パハンはハッとして、アマルを抱き上げ膝に乗せた。
アマルは照れくさそうに顔を赤らめ、スリリと顔をすり寄せると、そのままの姿勢で本を読み始めた。
その仕草に、パハンの胸がジワリと熱くなる。
あぁ、コレが幸せと言うやつか。
守るべき妹の無垢な微笑み。
何の憂いもない時間。
人は何のために働き、日々の理不尽に抗うのか、リコのような力のあるものでさえ、守りたい物は、俺のような凡人と何も変わらないのだ。
そしてそれは、全ての生きとし生きる者の普遍的な要求でもあるのではないか?
ただ生き、ただ死ぬのではない。その死に価値を見出してこそ、その瞬間を迎えられるのではないか?

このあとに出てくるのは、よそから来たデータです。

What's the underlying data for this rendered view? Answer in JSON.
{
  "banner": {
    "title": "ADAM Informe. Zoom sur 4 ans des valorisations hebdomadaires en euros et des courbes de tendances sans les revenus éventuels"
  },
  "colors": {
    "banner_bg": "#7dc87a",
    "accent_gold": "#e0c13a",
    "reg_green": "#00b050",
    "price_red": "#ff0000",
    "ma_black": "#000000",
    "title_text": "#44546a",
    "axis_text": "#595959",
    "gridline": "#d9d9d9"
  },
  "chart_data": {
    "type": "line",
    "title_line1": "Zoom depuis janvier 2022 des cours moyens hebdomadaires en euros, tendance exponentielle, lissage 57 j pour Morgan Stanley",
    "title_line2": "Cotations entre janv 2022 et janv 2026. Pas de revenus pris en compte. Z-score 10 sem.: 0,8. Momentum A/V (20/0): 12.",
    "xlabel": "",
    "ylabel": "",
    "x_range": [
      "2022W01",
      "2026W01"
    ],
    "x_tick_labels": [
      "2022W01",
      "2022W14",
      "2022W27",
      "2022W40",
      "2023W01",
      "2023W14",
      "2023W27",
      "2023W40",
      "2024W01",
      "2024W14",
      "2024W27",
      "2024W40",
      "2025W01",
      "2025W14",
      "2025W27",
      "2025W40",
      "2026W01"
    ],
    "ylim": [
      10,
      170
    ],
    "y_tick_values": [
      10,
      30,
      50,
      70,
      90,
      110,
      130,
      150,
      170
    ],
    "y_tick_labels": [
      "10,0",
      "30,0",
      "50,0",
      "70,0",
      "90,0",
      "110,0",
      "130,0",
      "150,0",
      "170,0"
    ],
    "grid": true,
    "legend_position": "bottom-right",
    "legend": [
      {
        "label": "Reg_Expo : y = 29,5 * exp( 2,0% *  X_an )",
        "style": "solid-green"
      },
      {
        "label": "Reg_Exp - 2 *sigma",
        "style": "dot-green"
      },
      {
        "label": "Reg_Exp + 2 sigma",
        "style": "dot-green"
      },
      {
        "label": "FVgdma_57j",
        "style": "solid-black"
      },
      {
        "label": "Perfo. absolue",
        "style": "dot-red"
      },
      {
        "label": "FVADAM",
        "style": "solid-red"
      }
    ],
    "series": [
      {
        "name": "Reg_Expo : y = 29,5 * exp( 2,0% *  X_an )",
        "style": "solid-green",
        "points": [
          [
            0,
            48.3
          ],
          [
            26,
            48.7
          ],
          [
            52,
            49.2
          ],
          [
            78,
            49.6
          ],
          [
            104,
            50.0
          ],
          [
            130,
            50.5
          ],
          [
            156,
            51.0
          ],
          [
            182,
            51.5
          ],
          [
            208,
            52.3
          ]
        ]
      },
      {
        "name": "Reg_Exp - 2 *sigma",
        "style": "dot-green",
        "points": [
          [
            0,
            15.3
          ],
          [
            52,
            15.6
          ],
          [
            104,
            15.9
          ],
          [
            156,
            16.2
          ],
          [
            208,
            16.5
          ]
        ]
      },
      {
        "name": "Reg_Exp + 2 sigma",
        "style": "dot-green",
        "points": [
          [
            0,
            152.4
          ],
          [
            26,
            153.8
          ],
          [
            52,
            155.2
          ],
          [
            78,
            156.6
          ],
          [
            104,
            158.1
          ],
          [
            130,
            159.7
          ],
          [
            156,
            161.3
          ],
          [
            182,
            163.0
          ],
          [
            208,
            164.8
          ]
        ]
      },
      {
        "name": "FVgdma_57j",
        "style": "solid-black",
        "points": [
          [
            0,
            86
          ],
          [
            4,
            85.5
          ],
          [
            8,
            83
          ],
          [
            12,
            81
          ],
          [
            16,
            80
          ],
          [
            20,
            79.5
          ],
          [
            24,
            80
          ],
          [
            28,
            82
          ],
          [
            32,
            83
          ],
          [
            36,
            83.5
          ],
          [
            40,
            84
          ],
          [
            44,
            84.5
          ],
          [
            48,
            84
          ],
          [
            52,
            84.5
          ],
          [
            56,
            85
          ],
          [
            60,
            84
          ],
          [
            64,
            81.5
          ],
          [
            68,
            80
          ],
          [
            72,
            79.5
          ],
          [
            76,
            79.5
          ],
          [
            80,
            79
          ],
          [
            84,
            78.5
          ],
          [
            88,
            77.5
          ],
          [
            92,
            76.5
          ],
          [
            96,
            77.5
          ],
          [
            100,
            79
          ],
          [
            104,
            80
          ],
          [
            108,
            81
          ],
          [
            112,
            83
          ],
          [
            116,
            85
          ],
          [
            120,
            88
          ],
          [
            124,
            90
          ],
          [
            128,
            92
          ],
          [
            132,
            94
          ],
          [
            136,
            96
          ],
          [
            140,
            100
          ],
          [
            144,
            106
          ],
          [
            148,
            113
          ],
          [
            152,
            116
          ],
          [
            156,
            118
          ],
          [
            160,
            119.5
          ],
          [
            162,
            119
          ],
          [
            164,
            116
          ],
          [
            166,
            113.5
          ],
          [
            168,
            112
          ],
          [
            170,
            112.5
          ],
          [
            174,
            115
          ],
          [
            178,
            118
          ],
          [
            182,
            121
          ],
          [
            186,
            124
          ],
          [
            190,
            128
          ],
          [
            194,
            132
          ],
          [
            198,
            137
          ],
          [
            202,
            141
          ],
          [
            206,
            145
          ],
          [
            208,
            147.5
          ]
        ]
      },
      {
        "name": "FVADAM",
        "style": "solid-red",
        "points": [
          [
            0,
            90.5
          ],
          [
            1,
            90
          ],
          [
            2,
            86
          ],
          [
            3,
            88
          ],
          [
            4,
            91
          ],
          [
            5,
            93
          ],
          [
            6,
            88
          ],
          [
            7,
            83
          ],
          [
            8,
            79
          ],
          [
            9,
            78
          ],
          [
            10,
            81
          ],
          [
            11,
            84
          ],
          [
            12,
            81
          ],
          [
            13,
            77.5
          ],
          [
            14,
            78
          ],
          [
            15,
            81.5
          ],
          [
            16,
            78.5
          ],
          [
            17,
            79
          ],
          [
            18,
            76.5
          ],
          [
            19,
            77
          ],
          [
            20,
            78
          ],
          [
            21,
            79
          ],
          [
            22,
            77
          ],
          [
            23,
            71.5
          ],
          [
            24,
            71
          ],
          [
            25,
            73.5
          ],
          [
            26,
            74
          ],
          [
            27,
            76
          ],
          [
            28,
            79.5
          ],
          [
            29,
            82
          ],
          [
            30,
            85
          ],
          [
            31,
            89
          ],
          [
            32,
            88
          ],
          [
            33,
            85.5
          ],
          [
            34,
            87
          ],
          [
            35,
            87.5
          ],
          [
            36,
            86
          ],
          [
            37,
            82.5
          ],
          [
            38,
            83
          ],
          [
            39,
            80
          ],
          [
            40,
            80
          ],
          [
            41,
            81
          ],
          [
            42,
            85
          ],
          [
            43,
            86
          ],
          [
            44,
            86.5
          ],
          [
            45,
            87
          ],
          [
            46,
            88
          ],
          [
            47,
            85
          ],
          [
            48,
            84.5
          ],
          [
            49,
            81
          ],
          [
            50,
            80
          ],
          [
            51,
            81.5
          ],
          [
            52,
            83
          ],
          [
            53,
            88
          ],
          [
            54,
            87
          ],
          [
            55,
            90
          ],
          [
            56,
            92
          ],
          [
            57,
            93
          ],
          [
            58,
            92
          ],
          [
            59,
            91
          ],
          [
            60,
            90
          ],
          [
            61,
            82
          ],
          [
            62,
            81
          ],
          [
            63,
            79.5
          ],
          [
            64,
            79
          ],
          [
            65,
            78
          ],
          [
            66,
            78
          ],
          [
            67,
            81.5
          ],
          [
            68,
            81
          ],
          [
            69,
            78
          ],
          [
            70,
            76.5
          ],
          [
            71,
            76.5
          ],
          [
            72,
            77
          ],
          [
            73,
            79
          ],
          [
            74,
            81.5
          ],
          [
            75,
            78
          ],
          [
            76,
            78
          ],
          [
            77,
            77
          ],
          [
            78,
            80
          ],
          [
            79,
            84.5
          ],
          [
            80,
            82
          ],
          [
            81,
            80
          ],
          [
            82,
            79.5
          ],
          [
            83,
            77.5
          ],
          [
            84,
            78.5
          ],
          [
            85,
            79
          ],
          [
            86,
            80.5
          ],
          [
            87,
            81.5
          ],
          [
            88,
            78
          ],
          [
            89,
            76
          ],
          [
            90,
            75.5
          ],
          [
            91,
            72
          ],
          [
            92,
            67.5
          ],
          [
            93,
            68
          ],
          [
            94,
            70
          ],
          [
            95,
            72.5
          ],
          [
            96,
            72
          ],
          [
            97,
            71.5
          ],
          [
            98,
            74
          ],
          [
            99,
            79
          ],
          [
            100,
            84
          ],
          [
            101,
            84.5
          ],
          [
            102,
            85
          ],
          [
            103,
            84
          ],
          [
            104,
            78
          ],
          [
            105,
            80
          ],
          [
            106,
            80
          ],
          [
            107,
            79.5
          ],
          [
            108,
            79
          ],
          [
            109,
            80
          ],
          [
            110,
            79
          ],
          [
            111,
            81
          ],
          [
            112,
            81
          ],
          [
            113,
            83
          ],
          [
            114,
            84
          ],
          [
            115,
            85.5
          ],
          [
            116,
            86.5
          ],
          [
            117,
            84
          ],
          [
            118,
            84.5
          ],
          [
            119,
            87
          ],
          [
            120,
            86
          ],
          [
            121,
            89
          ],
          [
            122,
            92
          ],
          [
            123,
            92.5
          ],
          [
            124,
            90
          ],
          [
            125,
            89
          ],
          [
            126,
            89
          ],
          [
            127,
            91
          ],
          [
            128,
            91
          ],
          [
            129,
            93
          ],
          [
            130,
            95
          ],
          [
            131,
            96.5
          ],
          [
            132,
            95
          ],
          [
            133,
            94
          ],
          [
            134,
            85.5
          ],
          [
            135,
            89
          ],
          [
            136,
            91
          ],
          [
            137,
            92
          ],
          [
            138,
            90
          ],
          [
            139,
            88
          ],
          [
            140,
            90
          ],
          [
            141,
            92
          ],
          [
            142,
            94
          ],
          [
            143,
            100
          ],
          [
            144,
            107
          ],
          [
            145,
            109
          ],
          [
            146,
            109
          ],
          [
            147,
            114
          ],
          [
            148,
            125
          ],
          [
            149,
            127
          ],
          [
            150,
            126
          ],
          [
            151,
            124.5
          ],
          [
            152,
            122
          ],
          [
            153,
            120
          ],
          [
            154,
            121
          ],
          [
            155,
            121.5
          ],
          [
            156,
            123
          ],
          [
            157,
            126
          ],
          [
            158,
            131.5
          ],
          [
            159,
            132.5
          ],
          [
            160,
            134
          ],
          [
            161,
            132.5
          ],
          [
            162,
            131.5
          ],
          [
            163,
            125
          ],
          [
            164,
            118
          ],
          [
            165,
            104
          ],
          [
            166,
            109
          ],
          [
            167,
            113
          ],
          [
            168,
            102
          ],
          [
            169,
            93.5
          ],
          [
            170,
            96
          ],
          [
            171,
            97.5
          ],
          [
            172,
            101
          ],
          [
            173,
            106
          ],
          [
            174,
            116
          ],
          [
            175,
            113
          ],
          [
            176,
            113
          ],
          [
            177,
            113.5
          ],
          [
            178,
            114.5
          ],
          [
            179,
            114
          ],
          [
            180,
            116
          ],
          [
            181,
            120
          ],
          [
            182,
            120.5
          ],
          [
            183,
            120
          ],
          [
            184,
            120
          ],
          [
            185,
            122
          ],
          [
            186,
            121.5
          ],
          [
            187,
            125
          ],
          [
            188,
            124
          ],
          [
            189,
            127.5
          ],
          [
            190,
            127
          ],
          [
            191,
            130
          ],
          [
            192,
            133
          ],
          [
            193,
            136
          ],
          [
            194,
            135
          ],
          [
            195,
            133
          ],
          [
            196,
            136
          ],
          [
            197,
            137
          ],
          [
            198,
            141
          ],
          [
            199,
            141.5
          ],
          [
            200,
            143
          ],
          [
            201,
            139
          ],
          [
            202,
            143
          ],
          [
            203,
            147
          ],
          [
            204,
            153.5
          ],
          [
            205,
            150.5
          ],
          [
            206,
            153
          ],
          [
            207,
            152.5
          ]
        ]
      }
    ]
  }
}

「アマル、にいちゃんはお前らのためなら何だってするよ。お前がいつまでも笑っていられるように何だってする。約束するよ。お前は俺の生きる希望なんだ」
兄の言葉に、アマルは顔を赤らめて応える。
「私も約束するよ。お兄ちゃんのことは私が守る。私もリコと同じぐらい強くなるからね」
アマルは、フンッ と鼻息を吐くと、グッグッと両手を握り込むと、真っ直ぐにその黒い瞳をパハンに向けた。
凄いな。
こんな小さな生き物が、俺を守ると言う。そんな事がこんなにこの胸を熱くするなんて。
こんな事が無敵の力を与えてくれるような、それまでの何倍も強くなったような錯覚と、あまりの幸福感に、涙が溢れそうになる。
パハンはアマルを抱きしめた。
この小さくか弱い温もりを守る事が、母の命を礎に自由を手に入れた俺の存在理由。
今までだって、変わらずここにあったはずなのに見逃していた。
自分が欲しかった物はもうここにあったのだと、リコが、教えてくれた。